With the push to see more and more road users drive electric powered vehicles, charging facilities are rapidly popping up in most cities around the UK. But with the price of precious scrap metal high, the charging cables for such devices are becoming the latest target for thieves.
Mark Hall, the spokesperson for rubbish removal company Divert, has said: “Car chargers are particularly appealing to thieves because they can be sold for up to £200 and they are selling them everywhere, eBay, Facebook, and to dodgy scrap dealers.
”And they can be pretty costly and inconvenient for you to replace, so it’s best to keep it locked away from the crooks.”
Drivers are being warned that if leaving the cables exposed to thieves while charging, they are at risk of being stolen. Such cables can be found on roadside chargepoints, wallboxes and those plugged directly into a mains plug for some home users.
Hall added: “With more people going green and choosing electric cars over petrol and diesel, there are more charging cables available for thieves to target.”
The rubbish removal company pointed out that although some vehicles are built to lock the chargepoint in place during charging, these measures are not always fool-proof, with reports of some charges not locking properly into vehicles, namely Tesla, during cold weather.

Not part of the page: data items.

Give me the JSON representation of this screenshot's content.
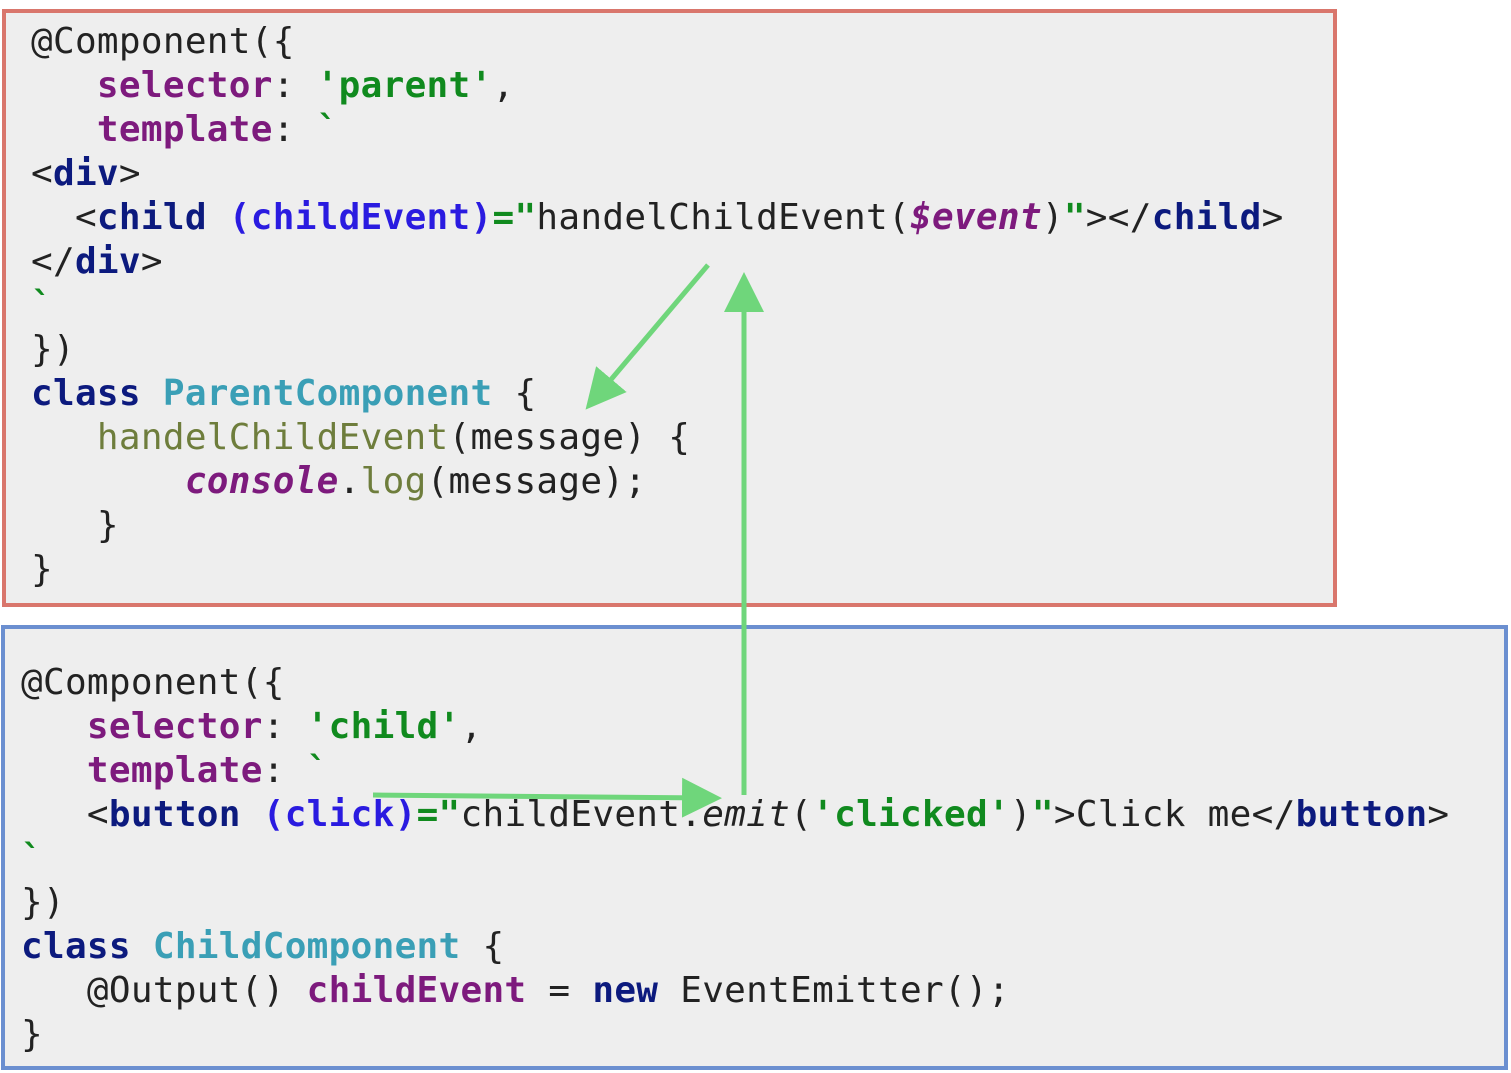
{
  "colors": {
    "parent_border": "#d9766c",
    "child_border": "#6b8fd0",
    "arrow": "#6fd67b",
    "background": "#eeeeee"
  },
  "parent_component": {
    "lines": [
      [
        {
          "t": "@Component({",
          "k": "txt"
        }
      ],
      [
        {
          "t": "   ",
          "k": "txt"
        },
        {
          "t": "selector",
          "k": "prop"
        },
        {
          "t": ": ",
          "k": "txt"
        },
        {
          "t": "'parent'",
          "k": "str"
        },
        {
          "t": ",",
          "k": "txt"
        }
      ],
      [
        {
          "t": "   ",
          "k": "txt"
        },
        {
          "t": "template",
          "k": "prop"
        },
        {
          "t": ": ",
          "k": "txt"
        },
        {
          "t": "`",
          "k": "str"
        }
      ],
      [
        {
          "t": "<",
          "k": "txt"
        },
        {
          "t": "div",
          "k": "tag"
        },
        {
          "t": ">",
          "k": "txt"
        }
      ],
      [
        {
          "t": "  <",
          "k": "txt"
        },
        {
          "t": "child",
          "k": "tag"
        },
        {
          "t": " ",
          "k": "txt"
        },
        {
          "t": "(childEvent)",
          "k": "evt"
        },
        {
          "t": "=\"",
          "k": "str"
        },
        {
          "t": "handelChildEvent(",
          "k": "txt"
        },
        {
          "t": "$event",
          "k": "var"
        },
        {
          "t": ")",
          "k": "txt"
        },
        {
          "t": "\"",
          "k": "str"
        },
        {
          "t": "></",
          "k": "txt"
        },
        {
          "t": "child",
          "k": "tag"
        },
        {
          "t": ">",
          "k": "txt"
        }
      ],
      [
        {
          "t": "</",
          "k": "txt"
        },
        {
          "t": "div",
          "k": "tag"
        },
        {
          "t": ">",
          "k": "txt"
        }
      ],
      [
        {
          "t": "`",
          "k": "str"
        }
      ],
      [
        {
          "t": "})",
          "k": "txt"
        }
      ],
      [
        {
          "t": "class",
          "k": "kw"
        },
        {
          "t": " ",
          "k": "txt"
        },
        {
          "t": "ParentComponent",
          "k": "cls"
        },
        {
          "t": " {",
          "k": "txt"
        }
      ],
      [
        {
          "t": "   ",
          "k": "txt"
        },
        {
          "t": "handelChildEvent",
          "k": "fn"
        },
        {
          "t": "(message) {",
          "k": "txt"
        }
      ],
      [
        {
          "t": "       ",
          "k": "txt"
        },
        {
          "t": "console",
          "k": "var"
        },
        {
          "t": ".",
          "k": "txt"
        },
        {
          "t": "log",
          "k": "fn"
        },
        {
          "t": "(message);",
          "k": "txt"
        }
      ],
      [
        {
          "t": "   }",
          "k": "txt"
        }
      ],
      [
        {
          "t": "}",
          "k": "txt"
        }
      ]
    ]
  },
  "child_component": {
    "lines": [
      [
        {
          "t": "@Component({",
          "k": "txt"
        }
      ],
      [
        {
          "t": "   ",
          "k": "txt"
        },
        {
          "t": "selector",
          "k": "prop"
        },
        {
          "t": ": ",
          "k": "txt"
        },
        {
          "t": "'child'",
          "k": "str"
        },
        {
          "t": ",",
          "k": "txt"
        }
      ],
      [
        {
          "t": "   ",
          "k": "txt"
        },
        {
          "t": "template",
          "k": "prop"
        },
        {
          "t": ": ",
          "k": "txt"
        },
        {
          "t": "`",
          "k": "str"
        }
      ],
      [
        {
          "t": "   <",
          "k": "txt"
        },
        {
          "t": "button",
          "k": "tag"
        },
        {
          "t": " ",
          "k": "txt"
        },
        {
          "t": "(click)",
          "k": "evt"
        },
        {
          "t": "=\"",
          "k": "str"
        },
        {
          "t": "childEvent.",
          "k": "txt"
        },
        {
          "t": "emit",
          "k": "it"
        },
        {
          "t": "(",
          "k": "txt"
        },
        {
          "t": "'clicked'",
          "k": "str"
        },
        {
          "t": ")",
          "k": "txt"
        },
        {
          "t": "\"",
          "k": "str"
        },
        {
          "t": ">Click me</",
          "k": "txt"
        },
        {
          "t": "button",
          "k": "tag"
        },
        {
          "t": ">",
          "k": "txt"
        }
      ],
      [
        {
          "t": "`",
          "k": "str"
        }
      ],
      [
        {
          "t": "})",
          "k": "txt"
        }
      ],
      [
        {
          "t": "class",
          "k": "kw"
        },
        {
          "t": " ",
          "k": "txt"
        },
        {
          "t": "ChildComponent",
          "k": "cls"
        },
        {
          "t": " {",
          "k": "txt"
        }
      ],
      [
        {
          "t": "   @Output() ",
          "k": "txt"
        },
        {
          "t": "childEvent",
          "k": "prop"
        },
        {
          "t": " = ",
          "k": "txt"
        },
        {
          "t": "new",
          "k": "kw"
        },
        {
          "t": " EventEmitter();",
          "k": "txt"
        }
      ],
      [
        {
          "t": "}",
          "k": "txt"
        }
      ]
    ]
  }
}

Hall said: “This just goes to show that even the top-of-the-range models are still having teething problems with chargers, leaving them vulnerable to being stolen.”

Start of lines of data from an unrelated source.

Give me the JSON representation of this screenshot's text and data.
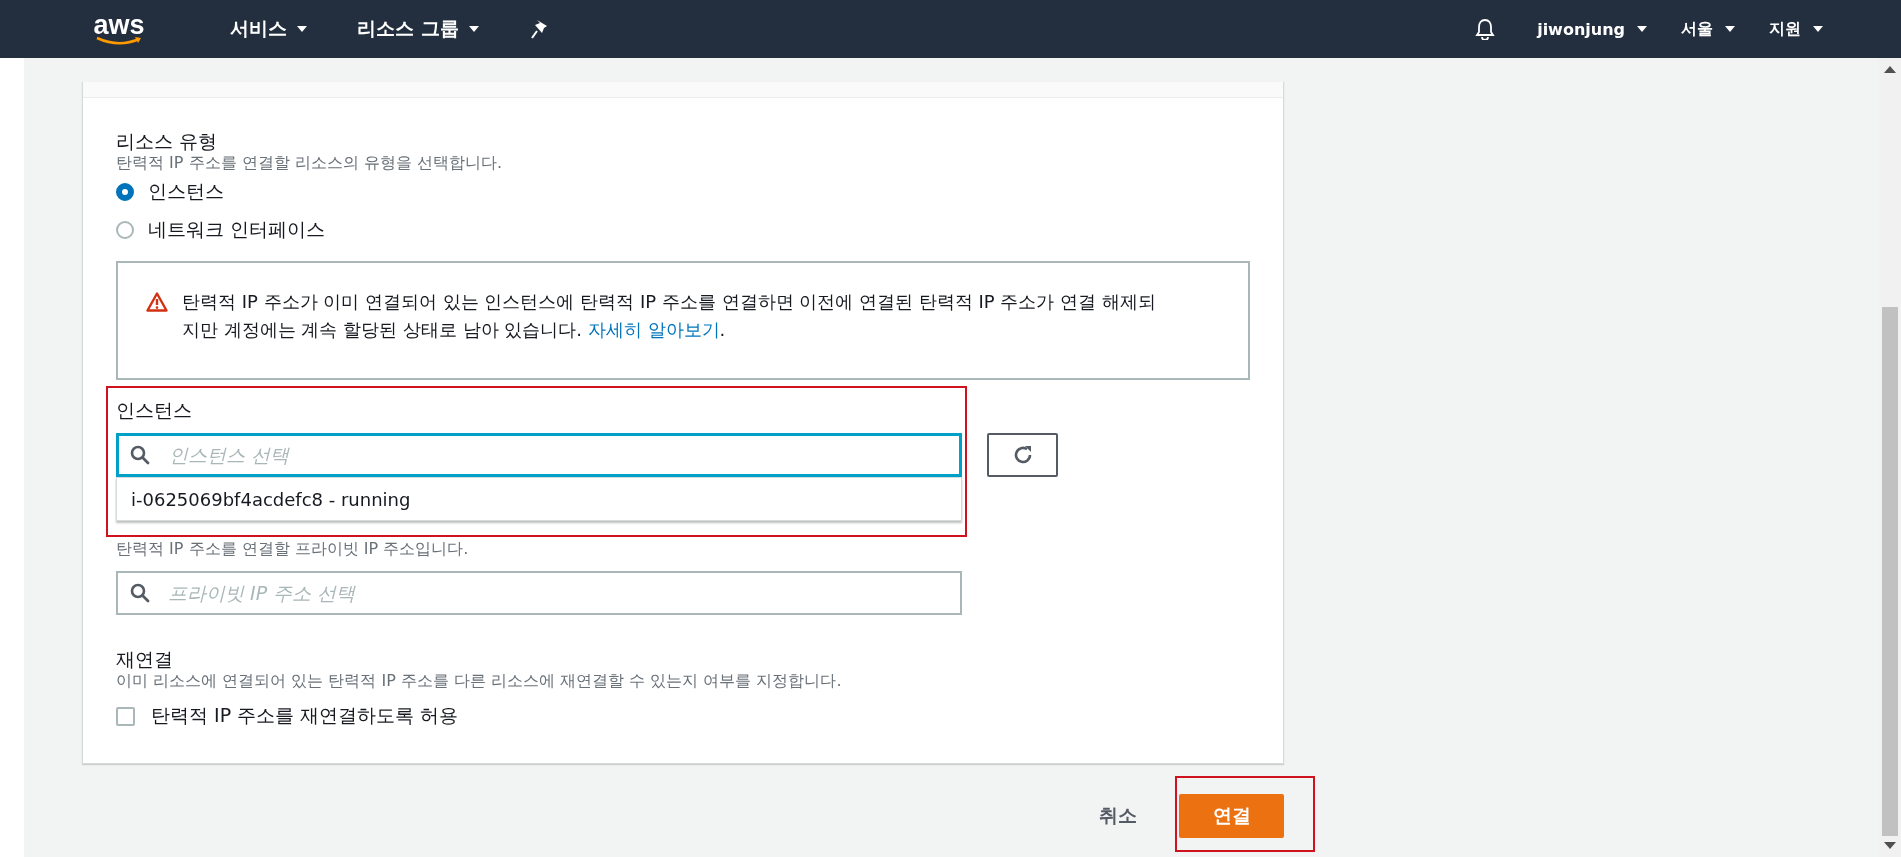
{
  "nav": {
    "logo": "aws",
    "menus": [
      {
        "label": "서비스"
      },
      {
        "label": "리소스 그룹"
      }
    ],
    "right": [
      {
        "label": "jiwonjung"
      },
      {
        "label": "서울"
      },
      {
        "label": "지원"
      }
    ]
  },
  "resource_type": {
    "label": "리소스 유형",
    "description": "탄력적 IP 주소를 연결할 리소스의 유형을 선택합니다.",
    "options": [
      {
        "label": "인스턴스",
        "selected": true
      },
      {
        "label": "네트워크 인터페이스",
        "selected": false
      }
    ]
  },
  "warning": {
    "text": "탄력적 IP 주소가 이미 연결되어 있는 인스턴스에 탄력적 IP 주소를 연결하면 이전에 연결된 탄력적 IP 주소가 연결 해제되지만 계정에는 계속 할당된 상태로 남아 있습니다. ",
    "link": "자세히 알아보기",
    "suffix": "."
  },
  "instance": {
    "label": "인스턴스",
    "placeholder": "인스턴스 선택",
    "options": [
      {
        "label": "i-0625069bf4acdefc8 - running"
      }
    ]
  },
  "private_ip": {
    "description": "탄력적 IP 주소를 연결할 프라이빗 IP 주소입니다.",
    "placeholder": "프라이빗 IP 주소 선택"
  },
  "reassociation": {
    "label": "재연결",
    "description": "이미 리소스에 연결되어 있는 탄력적 IP 주소를 다른 리소스에 재연결할 수 있는지 여부를 지정합니다.",
    "checkbox": {
      "label": "탄력적 IP 주소를 재연결하도록 허용",
      "checked": false
    }
  },
  "buttons": {
    "cancel": "취소",
    "submit": "연결"
  }
}
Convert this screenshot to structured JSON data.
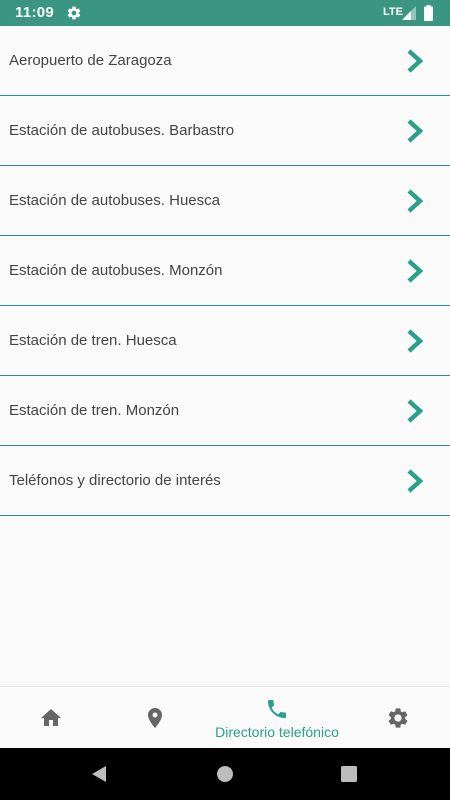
{
  "status_bar": {
    "time": "11:09",
    "network": "LTE",
    "icons": [
      "settings-gear-icon",
      "signal-icon",
      "battery-icon"
    ],
    "background_color": "#3a9680"
  },
  "list": {
    "divider_color": "#2e8aa3",
    "chevron_color": "#2aa08a",
    "items": [
      {
        "label": "Aeropuerto de Zaragoza"
      },
      {
        "label": "Estación de autobuses. Barbastro"
      },
      {
        "label": "Estación de autobuses. Huesca"
      },
      {
        "label": "Estación de autobuses. Monzón"
      },
      {
        "label": "Estación de tren. Huesca"
      },
      {
        "label": "Estación de tren. Monzón"
      },
      {
        "label": "Teléfonos y directorio de interés"
      }
    ]
  },
  "bottom_nav": {
    "active_color": "#2aa08a",
    "inactive_color": "#666666",
    "items": [
      {
        "icon": "home-icon",
        "label": "",
        "active": false
      },
      {
        "icon": "map-pin-icon",
        "label": "",
        "active": false
      },
      {
        "icon": "phone-icon",
        "label": "Directorio telefónico",
        "active": true
      },
      {
        "icon": "settings-icon",
        "label": "",
        "active": false
      }
    ]
  },
  "system_nav": {
    "buttons": [
      "back-icon",
      "home-circle-icon",
      "recents-icon"
    ]
  }
}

Vehicles themselves are currently being targeted by scrap metal thieves, who are stealing the car‘s catalytic converter to sell the precious metal inside.
Catalytic converters were introduced to reduce carbon monoxide and nitrogen oxides in the exhaust gas. Hybrid cars are a favourite target for such criminals, especially the Toyota Prius model, which is popular amongst private hire and taxi drivers around the UK.

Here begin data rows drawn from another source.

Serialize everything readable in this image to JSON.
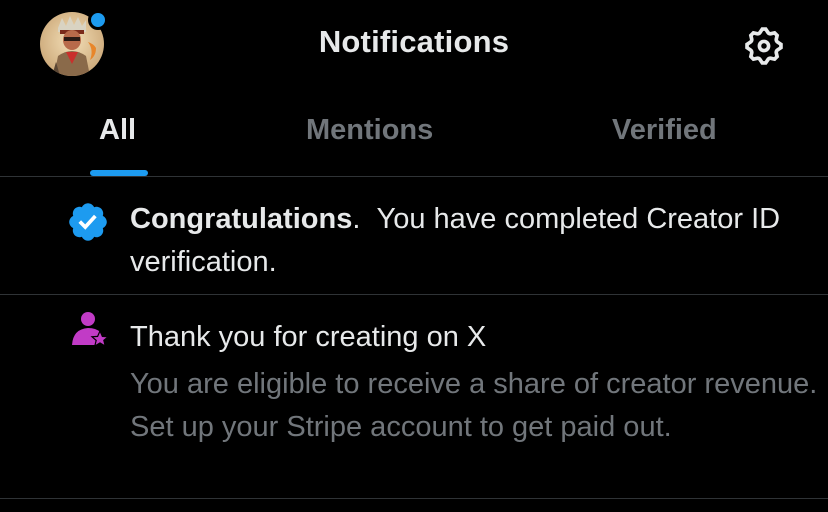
{
  "colors": {
    "accent": "#1d9bf0",
    "text_primary": "#e7e9ea",
    "text_secondary": "#71767b",
    "background": "#000000",
    "divider": "#2f3336",
    "creator_icon": "#c13bc6"
  },
  "header": {
    "title": "Notifications",
    "avatar_icon": "user-avatar",
    "settings_icon": "gear-icon",
    "has_unread_badge": true
  },
  "tabs": [
    {
      "label": "All",
      "selected": true
    },
    {
      "label": "Mentions",
      "selected": false
    },
    {
      "label": "Verified",
      "selected": false
    }
  ],
  "notifications": [
    {
      "icon": "verified-badge-icon",
      "title": "Congratulations",
      "punctuation": ".",
      "message": "You have completed Creator ID verification."
    },
    {
      "icon": "creator-star-icon",
      "title": "Thank you for creating on X",
      "body": "You are eligible to receive a share of creator revenue. Set up your Stripe account to get paid out."
    }
  ]
}
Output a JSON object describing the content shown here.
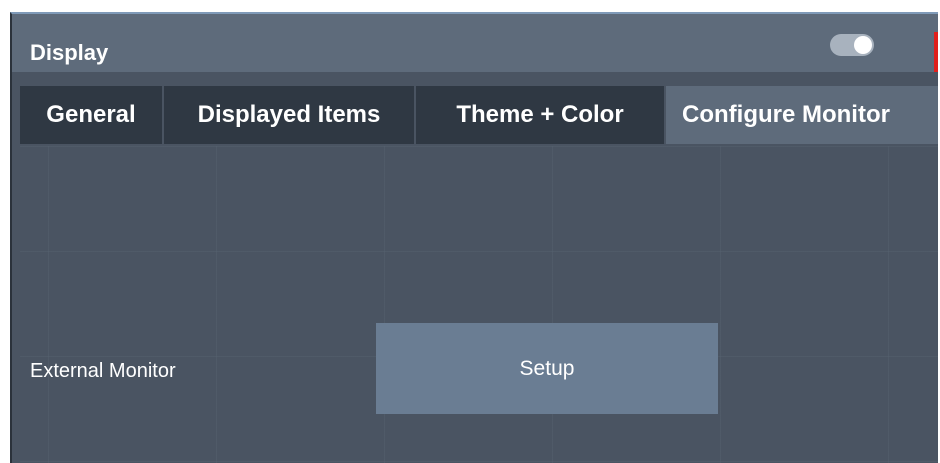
{
  "dialog": {
    "title": "Display",
    "toggle_state": "on",
    "accent_color": "#e0201c"
  },
  "tabs": [
    {
      "label": "General",
      "active": false
    },
    {
      "label": "Displayed Items",
      "active": false
    },
    {
      "label": "Theme + Color",
      "active": false
    },
    {
      "label": "Configure Monitor",
      "active": true
    }
  ],
  "content": {
    "external_monitor_label": "External Monitor",
    "setup_button_label": "Setup"
  }
}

Hall has offered some advice for those using electric charging cables: “The simplest solution is to padlock the cable to your vehicle while charging it at home or out and about, similarly to how you would secure a bike with a bike lock.
”You should try and keep the charger locked when it‘s not in use too, or even better would be to bring it inside and hide it in your garage.”
For those charging from home, Hall has advised: “Most charging cables available for public use are tethered to try and prevent people from making off with them, and you can purchase similar devices to be used at home. Because if it’s not bolted down or locked away - someone will try and pinch it.”